Bunların yanı sıra Northvolt, “geleceği dönüştüren enerji çözümleri” geliştirdiğini her fırsatta vurguluyor. Bu söylem, şirketin yalnızca bir pil üreticisi olmakla yetinmeyip, aynı zamanda akıllı enerji depolama sistemleri ve yenilikçi batarya teknolojileri konusunda öncü bir AR-GE (Araştırma ve Geliştirme) merkezi olma hedefini de ortaya koyuyor.
Northvolt, kurulduğu günden bu yana özel sektör ve kamu kaynaklı pek çok yatırım aldı. 2019’da Avrupa Yatırım Bankası’ndan sağlanan krediler ve otomotiv devlerinin sağladığı fonlarla ilk etapta 1 milyar Euro’ya yakın finansman topladı. Daha sonra gelen yatırımlar ve bağışlarla birlikte şirketin toplam değeri hızla yükseldi ve 2021’de 2,75 milyar dolarlık ek fonlama ile şirketin değerlemesi 11,75 milyar dolara kadar çıktı.
Bu büyük meblağ, Northvolt’un İsveç’teki üretim tesisi Northvolt Ett ve Polonya’da bulunan AR-GE merkezi gibi stratejik noktalara aktarılmakla kalmadı, aynı zamanda Almanya ve diğer Avrupa ülkelerinde yeni tesisler kurulması için de kullanıldı. Özellikle Almanya gibi otomobil üretiminde lider ülkeler, yerli üretim bataryalara büyük önem veriyordu. Hâl böyle olunca da Northvolt’un Almanya’da üretim üssü oluşturması ve Volkswagen ile özel iş birliği yapması, şirketin küresel ölçekte bilinirliğini artırdı.
Elektrikli araç pazarının patlaması: Avrupa’da ülkelerin içten yanmalı motorlu araçları (ICE) kademeli olarak yasaklamaya yönelik politikaları, elektrikli araçlara talebi hızla yükseltti. Bu araçların bel kemiği olan bataryaların tedarik zinciri sorunu, dev otomobil üreticilerini alternatif arayışına itti.
Çevre ve iklim hedefleri: AB, 2050 yılına kadar karbon nötr olma hedefiyle hareket ediyor. Bu da enerji sektöründe köklü değişimlere yol açıyor. Bataryalar, sadece otomotiv değil, şebeke enerjisi depolama için de kritik önem taşıyor.
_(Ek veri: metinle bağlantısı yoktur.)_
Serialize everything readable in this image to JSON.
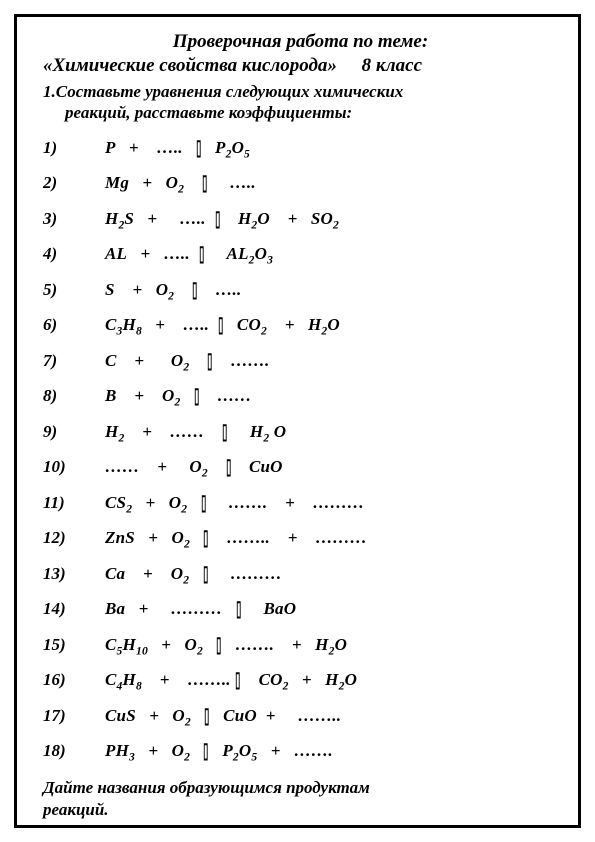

Ekonomik teşvikler: Avrupa Birliği ve üye ülkeler, AR-GE ve temiz enerji alanında faaliyet gösteren şirketlere ciddi teşvikler sunuyor. Northvolt’un bu alandaki vizyonu, yatırımların kapısını aralayan en önemli etkenlerden biri oldu.
Özetle, Northvolt kısa sürede topladığı milyarlarca dolarlık fonla büyük tesisler kurmayı ve Avrupa’nın en büyük batarya üreticisi olmayı hedefledi. Fakat her hızlı büyüyen şirkette görülebileceği gibi, çeşitli zorluklar ve kurumsal yönetim sıkıntıları, büyümenin önüne engel olarak dikilebiliyor.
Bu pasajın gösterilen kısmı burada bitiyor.